🤖 AI Summary
This work addresses the challenge of zero-shot recognition of unseen Chinese characters in open-world scenarios, where existing methods suffer from reliance on global representations that overlook fine-grained local component differences and incur high computational costs with sensitivity to noise. To overcome these limitations, the authors propose a Global-Local Hierarchical Perception Network (GL-HPN) that jointly models global semantics and local structures of character images and glyph descriptions within a unified cross-modal alignment framework. The approach introduces a dual-branch alignment mechanism and a structural filtering mask to suppress interference from non-visual operators. Furthermore, a parameter-free posterior score fusion strategy and a coarse-to-fine hierarchical inference scheme are designed, achieving state-of-the-art performance across multiple zero-shot settings—particularly enhancing accuracy under low-resource conditions while significantly reducing retrieval overhead for large candidate sets.
📝 Abstract
Chinese character categories are extremely large, and unseen characters frequently arise in open-world scenarios, making zero-shot Chinese character recognition an important yet challenging problem.
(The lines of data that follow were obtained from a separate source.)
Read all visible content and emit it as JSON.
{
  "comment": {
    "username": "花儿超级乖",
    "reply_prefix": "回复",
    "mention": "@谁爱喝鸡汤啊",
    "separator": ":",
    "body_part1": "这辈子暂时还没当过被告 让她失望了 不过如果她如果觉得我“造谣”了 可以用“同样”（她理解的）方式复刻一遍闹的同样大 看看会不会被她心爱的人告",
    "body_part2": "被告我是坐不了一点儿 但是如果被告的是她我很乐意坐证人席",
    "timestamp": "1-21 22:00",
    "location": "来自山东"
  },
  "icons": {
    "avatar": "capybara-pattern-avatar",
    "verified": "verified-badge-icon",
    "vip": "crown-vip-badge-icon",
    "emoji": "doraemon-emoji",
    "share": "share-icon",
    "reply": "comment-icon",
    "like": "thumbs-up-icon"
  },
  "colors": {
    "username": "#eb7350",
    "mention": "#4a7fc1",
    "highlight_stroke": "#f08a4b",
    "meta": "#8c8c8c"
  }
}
Existing IDS-based retrieval methods usually encode a character image and its ideographic description sequence into a single global vector for matching. Although efficient, such holistic alignment often under-models local component differences. Moreover, directly introducing patch-token level fine-grained interaction suffers from both the noise of structural operators in IDS and the high cost of full-candidate retrieval.To address these issues, we propose a Global-Local Hierarchical Perception Network (GL-HPN), which jointly learns global and local representations of character images and IDS sequences within a unified cross-modal alignment framework. The global branch supports efficient coarse recall, while the local branch improves component-level discrimination through patch-token interaction. We further introduce a structure filtering mask to suppress structurally meaningful but visually non-entity IDS operators in local similarity aggregation. On top of this, we design a coarse-to-fine hierarchical inference strategy that performs global retrieval over the full candidate set and local reranking only on Top-$K$ candidates, followed by parameter-free multiplicative fusion of normalized posterior scores. Experimental results show that GL-HPN achieves competitive performance across multiple zero-shot splits, performs especially well under low-resource settings, and substantially reduces the inference cost of large-scale candidate retrieval.